• La niña judía

    Cuentos de Andersen
    Hacía un frío que pelaba, ¡brrr! La nieve caía suavemente sobre la ciudad, justo cuando el año viejo se despedía y el nuevo estaba a punto de llegar. Por las calles frías y oscuras, caminaba una niña pequeña. Iba descalza, ¡pobrecita!, porque había perdido sus zapatones al cruzar una calle muy deprisa. Eran unos zapatones enormes que antes habían sido de su mamá.

    En su viejo delantal llevaba un montón de cajitas de cerillas. Durante todo el día había intentado vender alguna, pero nadie, nadie le había comprado ni una sola. ¡Qué frío tenía! Y qué hambre. Los copos de nieve caían sobre su largo pelo rubio, que le llegaba hasta los hombros.

    Desde todas las ventanas salía luz y un delicioso olor a comida, ¡era la víspera de Año Nuevo! Pero ella no podía pensar en fiestas. Se sentó en un rinconcito entre dos casas, encogiendo sus piececitos helados debajo de ella. No se atrevía a volver a casa, porque no había vendido ni una cerilla y su padre seguro que se enfadaría. Además, en su casa también hacía mucho frío.

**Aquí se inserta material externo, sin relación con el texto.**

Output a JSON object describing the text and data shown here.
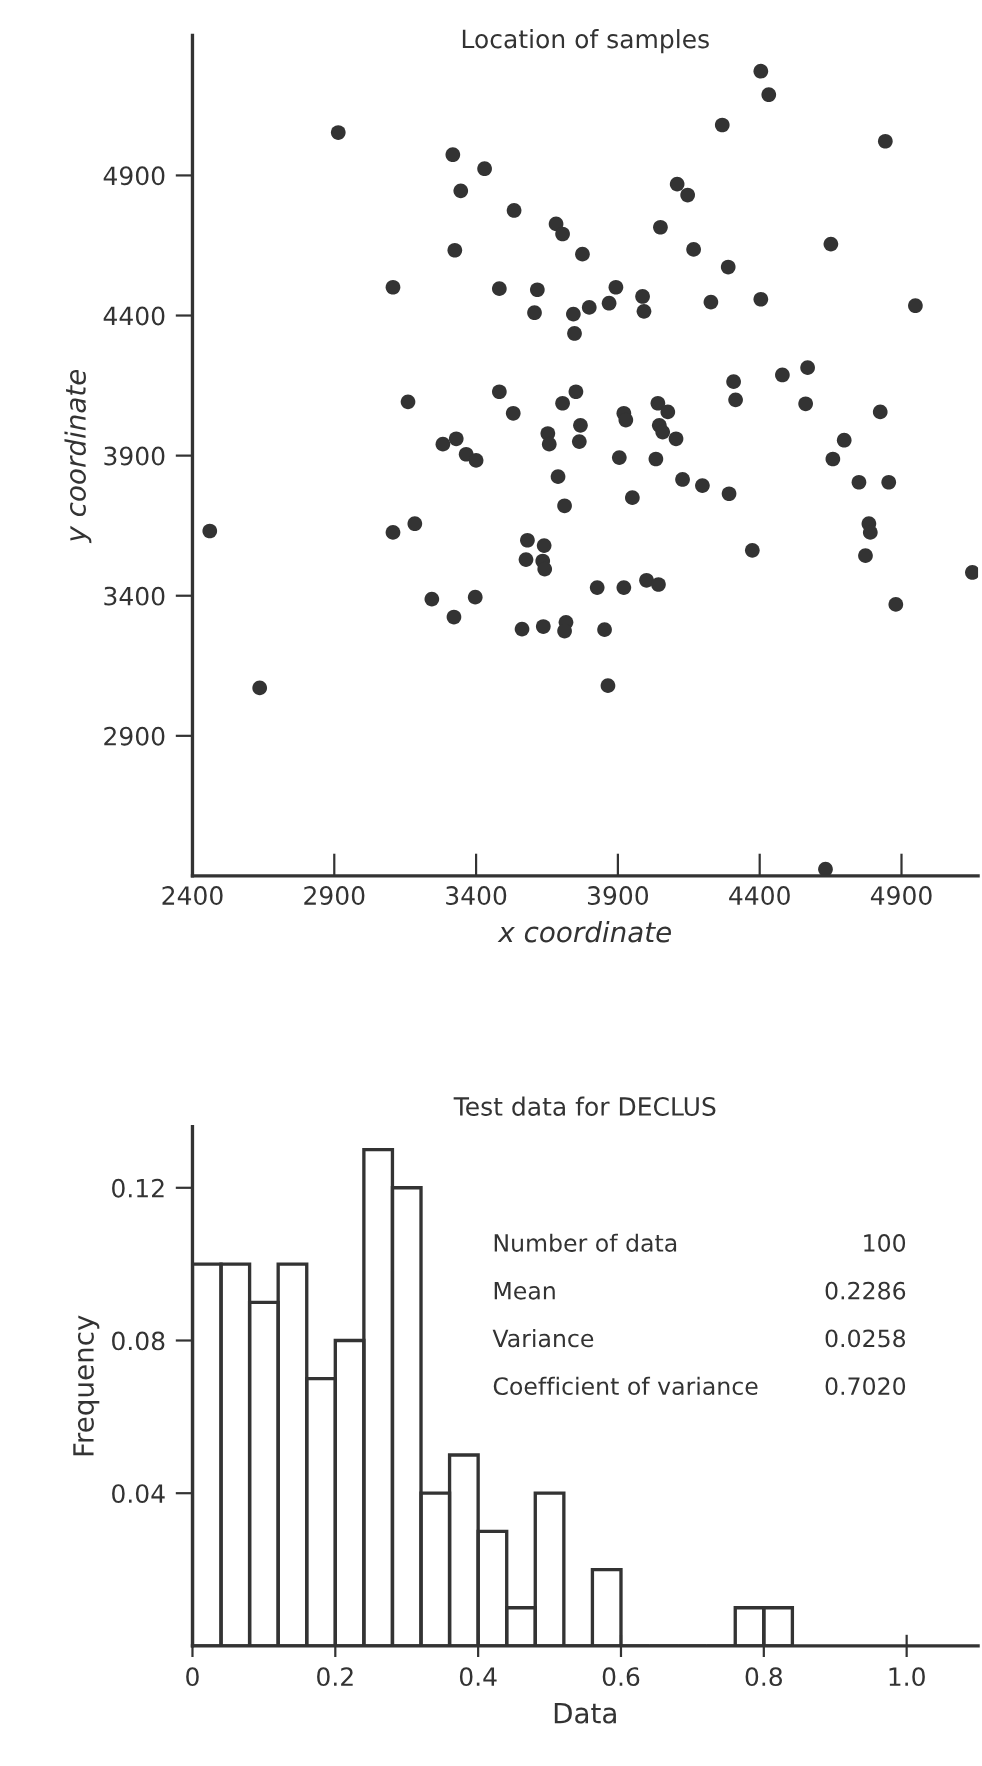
{
  "chart_data": [
    {
      "type": "scatter",
      "title": "Location of samples",
      "xlabel": "x coordinate",
      "ylabel": "y coordinate",
      "marker": "circle",
      "grid": false,
      "series": [
        {
          "color": "#333333",
          "x": [
            2914,
            3318,
            3430,
            3346,
            3534,
            4404,
            4432,
            4268,
            4843,
            4109,
            4146,
            4651,
            4949,
            3682,
            3705,
            4050,
            3325,
            3775,
            4167,
            4289,
            3107,
            3482,
            3616,
            3606,
            3893,
            3869,
            3799,
            3743,
            3747,
            3987,
            3992,
            4228,
            4404,
            4569,
            4480,
            4308,
            4315,
            4562,
            3160,
            3482,
            3531,
            3752,
            3705,
            3768,
            3764,
            3653,
            3658,
            3921,
            3928,
            4041,
            4076,
            4046,
            4058,
            4105,
            4825,
            4698,
            4658,
            3283,
            3330,
            3365,
            3400,
            3905,
            4034,
            3689,
            4128,
            4750,
            4855,
            4198,
            4292,
            3951,
            3712,
            2461,
            3107,
            3184,
            3581,
            3640,
            3576,
            3635,
            3642,
            4374,
            4785,
            4790,
            4773,
            5150,
            3244,
            3397,
            3322,
            3827,
            3921,
            4001,
            4043,
            4880,
            3562,
            3637,
            3717,
            3712,
            3853,
            2637,
            3865,
            4632
          ],
          "values": [
            5053,
            4974,
            4924,
            4845,
            4775,
            5272,
            5188,
            5080,
            5022,
            4869,
            4830,
            4655,
            4435,
            4727,
            4691,
            4715,
            4633,
            4619,
            4636,
            4573,
            4501,
            4496,
            4492,
            4410,
            4501,
            4444,
            4429,
            4405,
            4336,
            4468,
            4415,
            4448,
            4458,
            4214,
            4188,
            4164,
            4099,
            4085,
            4092,
            4128,
            4051,
            4128,
            4087,
            4008,
            3950,
            3979,
            3941,
            4051,
            4027,
            4087,
            4056,
            4008,
            3984,
            3960,
            4056,
            3955,
            3888,
            3941,
            3960,
            3905,
            3883,
            3893,
            3888,
            3825,
            3815,
            3805,
            3805,
            3793,
            3764,
            3750,
            3721,
            3631,
            3626,
            3657,
            3598,
            3579,
            3529,
            3524,
            3495,
            3562,
            3657,
            3626,
            3543,
            3483,
            3388,
            3395,
            3324,
            3429,
            3429,
            3455,
            3440,
            3369,
            3281,
            3290,
            3305,
            3274,
            3279,
            3071,
            3079,
            2424
          ]
        }
      ],
      "xlim": [
        2400,
        5170
      ],
      "ylim": [
        2400,
        5400
      ],
      "xticks": [
        {
          "value": 2400,
          "label": "2400"
        },
        2900,
        3400,
        3900,
        4400,
        4900
      ],
      "yticks": [
        2900,
        3400,
        3900,
        4400,
        4900
      ]
    },
    {
      "type": "histogram",
      "title": "Test data for DECLUS",
      "xlabel": "Data",
      "ylabel": "Frequency",
      "grid": false,
      "color": "#333333",
      "bins": [
        0,
        0.04,
        0.08,
        0.12,
        0.16,
        0.2,
        0.24,
        0.28,
        0.32,
        0.36,
        0.4,
        0.44,
        0.48,
        0.52,
        0.56,
        0.6,
        0.64,
        0.68,
        0.72,
        0.76,
        0.8,
        0.84
      ],
      "values": [
        0.1,
        0.1,
        0.09,
        0.1,
        0.07,
        0.08,
        0.13,
        0.12,
        0.04,
        0.05,
        0.03,
        0.01,
        0.04,
        0,
        0.02,
        0,
        0,
        0,
        0,
        0.01,
        0.01
      ],
      "xlim": [
        0,
        1.1
      ],
      "ylim": [
        0,
        0.136
      ],
      "xticks": [
        0,
        0.2,
        0.4,
        0.6,
        0.8,
        {
          "value": 1,
          "label": "1.0"
        }
      ],
      "yticks": [
        0.04,
        0.08,
        0.12
      ],
      "annotations": [
        "Number of data 100",
        "Mean 0.2286",
        "Variance 0.0258",
        "Coefficient of variance 0.7020"
      ]
    }
  ]
}
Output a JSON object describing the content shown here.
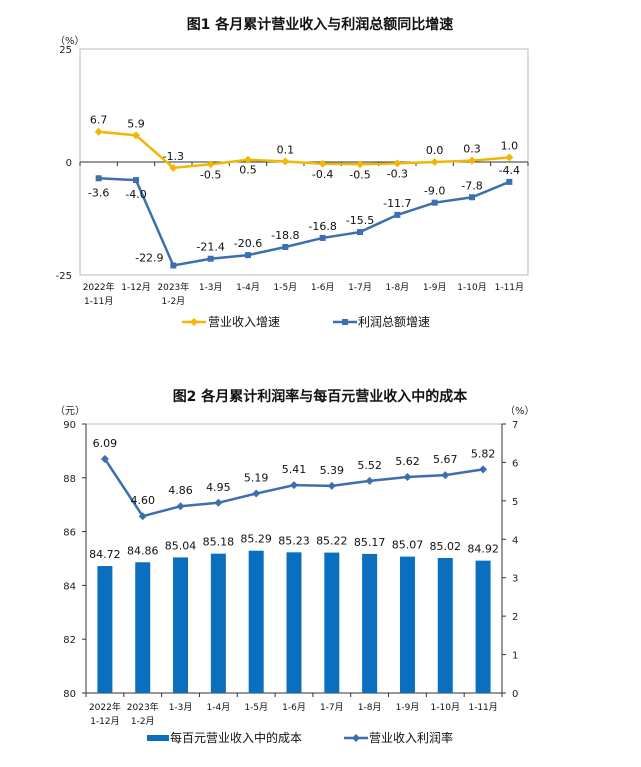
{
  "chart_data": [
    {
      "type": "line",
      "title": "图1  各月累计营业收入与利润总额同比增速",
      "ylabel": "（%）",
      "ylim": [
        -25,
        25
      ],
      "yticks": [
        "25",
        "0",
        "-25"
      ],
      "categories": [
        [
          "2022年",
          "1-11月"
        ],
        [
          "1-12月"
        ],
        [
          "2023年",
          "1-2月"
        ],
        [
          "1-3月"
        ],
        [
          "1-4月"
        ],
        [
          "1-5月"
        ],
        [
          "1-6月"
        ],
        [
          "1-7月"
        ],
        [
          "1-8月"
        ],
        [
          "1-9月"
        ],
        [
          "1-10月"
        ],
        [
          "1-11月"
        ]
      ],
      "series": [
        {
          "name": "营业收入增速",
          "color": "#F2B705",
          "marker": "diamond",
          "values": [
            6.7,
            5.9,
            -1.3,
            -0.5,
            0.5,
            0.1,
            -0.4,
            -0.5,
            -0.3,
            0.0,
            0.3,
            1.0
          ],
          "labels": [
            "6.7",
            "5.9",
            "-1.3",
            "-0.5",
            "0.5",
            "0.1",
            "-0.4",
            "-0.5",
            "-0.3",
            "0.0",
            "0.3",
            "1.0"
          ]
        },
        {
          "name": "利润总额增速",
          "color": "#3C6FB0",
          "marker": "square",
          "values": [
            -3.6,
            -4.0,
            -22.9,
            -21.4,
            -20.6,
            -18.8,
            -16.8,
            -15.5,
            -11.7,
            -9.0,
            -7.8,
            -4.4
          ],
          "labels": [
            "-3.6",
            "-4.0",
            "-22.9",
            "-21.4",
            "-20.6",
            "-18.8",
            "-16.8",
            "-15.5",
            "-11.7",
            "-9.0",
            "-7.8",
            "-4.4"
          ]
        }
      ],
      "legend": "bottom",
      "grid": false
    },
    {
      "type": "bar+line",
      "title": "图2  各月累计利润率与每百元营业收入中的成本",
      "ylabel_left": "（元）",
      "ylabel_right": "（%）",
      "ylim_left": [
        80,
        90
      ],
      "ylim_right": [
        0,
        7
      ],
      "yticks_left": [
        "80",
        "82",
        "84",
        "86",
        "88",
        "90"
      ],
      "yticks_right": [
        "0",
        "1",
        "2",
        "3",
        "4",
        "5",
        "6",
        "7"
      ],
      "categories": [
        [
          "2022年",
          "1-12月"
        ],
        [
          "2023年",
          "1-2月"
        ],
        [
          "1-3月"
        ],
        [
          "1-4月"
        ],
        [
          "1-5月"
        ],
        [
          "1-6月"
        ],
        [
          "1-7月"
        ],
        [
          "1-8月"
        ],
        [
          "1-9月"
        ],
        [
          "1-10月"
        ],
        [
          "1-11月"
        ]
      ],
      "series": [
        {
          "name": "每百元营业收入中的成本",
          "type": "bar",
          "axis": "left",
          "color": "#0B6FBF",
          "values": [
            84.72,
            84.86,
            85.04,
            85.18,
            85.29,
            85.23,
            85.22,
            85.17,
            85.07,
            85.02,
            84.92
          ],
          "labels": [
            "84.72",
            "84.86",
            "85.04",
            "85.18",
            "85.29",
            "85.23",
            "85.22",
            "85.17",
            "85.07",
            "85.02",
            "84.92"
          ]
        },
        {
          "name": "营业收入利润率",
          "type": "line",
          "axis": "right",
          "color": "#3C6FB0",
          "marker": "diamond",
          "values": [
            6.09,
            4.6,
            4.86,
            4.95,
            5.19,
            5.41,
            5.39,
            5.52,
            5.62,
            5.67,
            5.82
          ],
          "labels": [
            "6.09",
            "4.60",
            "4.86",
            "4.95",
            "5.19",
            "5.41",
            "5.39",
            "5.52",
            "5.62",
            "5.67",
            "5.82"
          ]
        }
      ],
      "legend": "bottom",
      "grid": false
    }
  ]
}
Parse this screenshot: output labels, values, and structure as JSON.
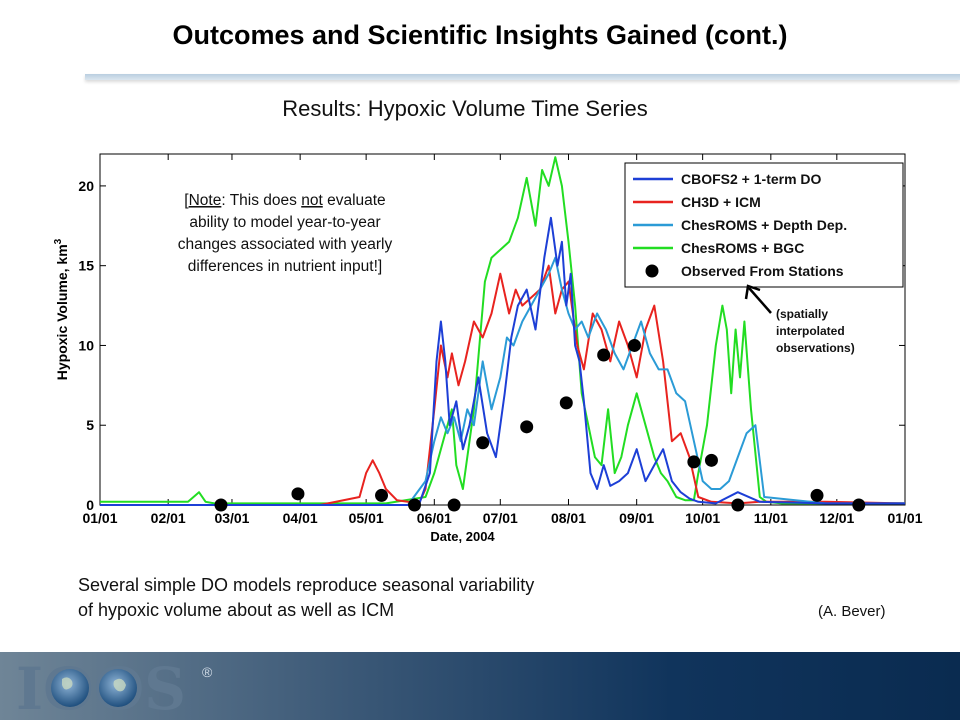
{
  "slide": {
    "title": "Outcomes and Scientific Insights Gained (cont.)",
    "subtitle": "Results: Hypoxic Volume Time Series",
    "caption_line1": "Several simple DO models reproduce seasonal variability",
    "caption_line2": "of hypoxic volume about as well as ICM",
    "credit": "(A. Bever)",
    "logo_text": "IOOS",
    "logo_mark": "®"
  },
  "note": {
    "lines": [
      [
        "[",
        "Note",
        ": This does ",
        "not",
        " evaluate"
      ],
      [
        "ability to model year-to-year"
      ],
      [
        "changes associated with yearly"
      ],
      [
        "differences in nutrient input!]"
      ]
    ]
  },
  "annotation": {
    "lines": [
      "(spatially",
      "interpolated",
      "observations)"
    ]
  },
  "chart_data": {
    "type": "line",
    "title": "",
    "xlabel": "Date, 2004",
    "ylabel": "Hypoxic Volume, km",
    "ylabel_superscript": "3",
    "xlim": [
      0,
      366
    ],
    "ylim": [
      0,
      22
    ],
    "grid": false,
    "legend_position": "top-right",
    "x_ticks": [
      {
        "x": 0,
        "label": "01/01"
      },
      {
        "x": 31,
        "label": "02/01"
      },
      {
        "x": 60,
        "label": "03/01"
      },
      {
        "x": 91,
        "label": "04/01"
      },
      {
        "x": 121,
        "label": "05/01"
      },
      {
        "x": 152,
        "label": "06/01"
      },
      {
        "x": 182,
        "label": "07/01"
      },
      {
        "x": 213,
        "label": "08/01"
      },
      {
        "x": 244,
        "label": "09/01"
      },
      {
        "x": 274,
        "label": "10/01"
      },
      {
        "x": 305,
        "label": "11/01"
      },
      {
        "x": 335,
        "label": "12/01"
      },
      {
        "x": 366,
        "label": "01/01"
      }
    ],
    "y_ticks": [
      0,
      5,
      10,
      15,
      20
    ],
    "series": [
      {
        "name": "ChesROMS + BGC",
        "color": "#22dd22",
        "x": [
          0,
          40,
          45,
          48,
          52,
          60,
          100,
          130,
          148,
          152,
          160,
          162,
          165,
          170,
          175,
          178,
          182,
          186,
          190,
          194,
          198,
          201,
          204,
          207,
          210,
          213,
          216,
          219,
          222,
          225,
          228,
          231,
          234,
          237,
          240,
          244,
          248,
          252,
          255,
          258,
          262,
          266,
          270,
          272,
          276,
          280,
          283,
          285,
          287,
          289,
          291,
          293,
          296,
          300,
          303,
          310,
          330,
          366
        ],
        "y": [
          0.2,
          0.2,
          0.8,
          0.2,
          0.1,
          0.1,
          0.1,
          0.1,
          0.5,
          2.0,
          6.0,
          2.5,
          1.0,
          6.0,
          14.0,
          15.5,
          16.0,
          16.5,
          18.0,
          20.5,
          17.5,
          21.0,
          20.0,
          21.8,
          20.0,
          16.5,
          12.5,
          7.0,
          5.0,
          3.0,
          2.5,
          6.0,
          2.0,
          3.0,
          5.0,
          7.0,
          5.0,
          3.0,
          2.0,
          1.5,
          0.5,
          0.3,
          0.3,
          2.0,
          5.0,
          10.0,
          12.5,
          11.0,
          7.0,
          11.0,
          8.0,
          11.5,
          6.0,
          0.5,
          0.2,
          0.1,
          0.1,
          0.1
        ]
      },
      {
        "name": "CH3D + ICM",
        "color": "#e8231f",
        "x": [
          0,
          100,
          118,
          121,
          124,
          127,
          130,
          135,
          140,
          145,
          148,
          152,
          155,
          158,
          160,
          163,
          166,
          170,
          174,
          178,
          182,
          186,
          189,
          192,
          196,
          200,
          204,
          207,
          210,
          213,
          217,
          220,
          224,
          228,
          232,
          236,
          240,
          244,
          248,
          252,
          256,
          260,
          264,
          268,
          272,
          278,
          290,
          300,
          330,
          366
        ],
        "y": [
          0,
          0,
          0.5,
          2.0,
          2.8,
          2.0,
          1.0,
          0.3,
          0.2,
          0.1,
          1.0,
          6.0,
          10.0,
          8.0,
          9.5,
          7.5,
          9.0,
          11.5,
          10.5,
          12.0,
          14.5,
          12.0,
          13.5,
          12.5,
          13.0,
          13.5,
          15.0,
          12.0,
          13.5,
          14.0,
          10.0,
          8.5,
          12.0,
          11.0,
          9.0,
          11.5,
          10.0,
          8.0,
          11.0,
          12.5,
          9.0,
          4.0,
          4.5,
          3.0,
          0.5,
          0.2,
          0.1,
          0.2,
          0.2,
          0.1
        ]
      },
      {
        "name": "ChesROMS + Depth Dep.",
        "color": "#2b9bd6",
        "x": [
          0,
          140,
          148,
          152,
          155,
          158,
          161,
          164,
          167,
          170,
          174,
          178,
          182,
          185,
          188,
          192,
          196,
          200,
          204,
          207,
          210,
          213,
          216,
          219,
          222,
          226,
          230,
          234,
          238,
          242,
          246,
          250,
          254,
          258,
          262,
          266,
          270,
          274,
          278,
          282,
          286,
          290,
          294,
          298,
          302,
          330,
          366
        ],
        "y": [
          0,
          0,
          1.5,
          4.0,
          5.5,
          4.5,
          5.5,
          4.0,
          6.0,
          5.0,
          9.0,
          6.0,
          8.0,
          10.5,
          10.0,
          11.5,
          12.5,
          13.5,
          14.5,
          15.5,
          13.5,
          12.0,
          11.0,
          11.5,
          10.5,
          12.0,
          11.0,
          9.5,
          8.5,
          10.0,
          11.5,
          9.5,
          8.5,
          8.5,
          7.0,
          6.5,
          4.0,
          1.5,
          1.0,
          1.0,
          1.5,
          3.0,
          4.5,
          5.0,
          0.5,
          0.1,
          0.1
        ]
      },
      {
        "name": "CBOFS2 + 1-term DO",
        "color": "#1d3fd6",
        "x": [
          0,
          145,
          150,
          153,
          155,
          157,
          159,
          162,
          165,
          168,
          172,
          176,
          180,
          184,
          187,
          190,
          194,
          198,
          202,
          205,
          208,
          210,
          212,
          214,
          216,
          218,
          220,
          223,
          226,
          229,
          232,
          236,
          240,
          244,
          248,
          252,
          256,
          260,
          264,
          268,
          272,
          280,
          290,
          300,
          330,
          366
        ],
        "y": [
          0,
          0,
          2.0,
          9.0,
          11.5,
          9.0,
          5.0,
          6.5,
          3.5,
          5.0,
          8.0,
          4.5,
          3.0,
          7.0,
          10.5,
          12.5,
          13.5,
          11.0,
          15.5,
          18.0,
          15.0,
          16.5,
          12.5,
          14.5,
          10.0,
          9.0,
          6.5,
          2.0,
          1.0,
          2.5,
          1.2,
          1.5,
          2.0,
          3.5,
          1.5,
          2.5,
          3.5,
          1.5,
          0.8,
          0.4,
          0.2,
          0.1,
          0.8,
          0.2,
          0.1,
          0.1
        ]
      },
      {
        "name": "Observed From Stations",
        "color": "#000000",
        "marker": "dot",
        "x": [
          55,
          90,
          128,
          143,
          161,
          174,
          194,
          212,
          229,
          243,
          270,
          278,
          290,
          326,
          345
        ],
        "y": [
          0.0,
          0.7,
          0.6,
          0.0,
          0.0,
          3.9,
          4.9,
          6.4,
          9.4,
          10.0,
          2.7,
          2.8,
          0.0,
          0.6,
          0.0
        ]
      }
    ],
    "legend": [
      {
        "label": "CBOFS2 + 1-term DO",
        "color": "#1d3fd6",
        "kind": "line"
      },
      {
        "label": "CH3D + ICM",
        "color": "#e8231f",
        "kind": "line"
      },
      {
        "label": "ChesROMS + Depth Dep.",
        "color": "#2b9bd6",
        "kind": "line"
      },
      {
        "label": "ChesROMS + BGC",
        "color": "#22dd22",
        "kind": "line"
      },
      {
        "label": "Observed From Stations",
        "color": "#000000",
        "kind": "dot"
      }
    ]
  }
}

    Sus manitas estaban casi congeladas. "¡Ay!", pensó. "Quizás si enciendo una cerilla me dará un poquito de calor".
    ¡Fssst! Raspó una contra la pared. ¡Qué llama tan bonita y calentita! Puso la mano sobre ella. Le pareció que estaba sentada delante de una gran estufa de hierro, con adornos de latón brillante. ¡Qué bien se estaba allí! Estiró los pies para calentarlos también, pero… ¡plaf! La llama se apagó. La estufa desapareció y ella se quedó allí sentada, con el trocito de cerilla quemada en la mano.

    Encendió otra. ¡Fssst! La pared donde se apoyaba se volvió transparente como un velo. Podía ver el interior de una casa. Había una mesa cubierta con un mantel blanco como la nieve, con platos brillantes y un pavo asado relleno de manzanas que olía de maravilla. ¡Y lo más divertido! El pavo saltó del plato y empezó a rodar por el suelo, ¡directo hacia ella! Pero… ¡plaf! La cerilla se apagó y solo vio la pared fría y húmeda.

    Encendió una tercera cerilla. ¡Fssst! De repente, se encontró sentada debajo de un árbol de Navidad precioso. Era mucho más grande y más bonito que el que había visto el año pasado en la casa de un comerciante rico. Miles de lucecitas de colores brillaban en las ramas verdes, y había dibujos de colores que parecían sonreírle. La niña levantó sus manitas hacia ellas… ¡plaf! La cerilla se apagó. Todas las luces del árbol de Navidad empezaron a subir, a subir, y vio que en realidad eran las estrellas del cielo.

    Una de ellas cayó, dejando una larga estela de fuego en la oscuridad. "Alguien se está muriendo", pensó la niña. Porque su abuelita, la única persona que la había querido de verdad y que ya no estaba, le había dicho que cuando una estrella cae, un alma sube al cielo.

    Volvió a raspar otra cerilla contra la pared. ¡Fssst! Y con la luz, vio a su viejecita abuela, tan dulce, tan buena.
    "¡Abuelita!", gritó la pequeña. "¡Llévame contigo! Sé que te irás cuando se apague la cerilla, igual que la estufa caliente, el pavo delicioso y el árbol de Navidad tan bonito".
    Y para que su abuela no se fuera, encendió rápidamente todas las cerillas que le quedaban en la cajita, ¡un manojo entero! La luz fue tan brillante como la del mediodía. Su abuela nunca le había parecido tan alta ni tan hermosa. La tomó en sus brazos y, riendo y flotando, subieron muy, muy alto. Allá arriba no hacía frío, ni había hambre, ni miedo. Estaban con Dios.

    A la mañana siguiente, cuando el sol de Año Nuevo iluminó la ciudad, encontraron a la pequeña en el rincón. Tenía las mejillas sonrosadas y una sonrisa en los labios. Estaba muerta, helada, en la última noche del año viejo. A su lado, había un montón de cerillas quemadas.
    "Pobrecita, quería calentarse", dijo la gente.
    Pero nadie supo las cosas tan maravillosas que había visto, ni con qué alegría había entrado, junto a su abuela, en la felicidad del Año Nuevo en el cielo.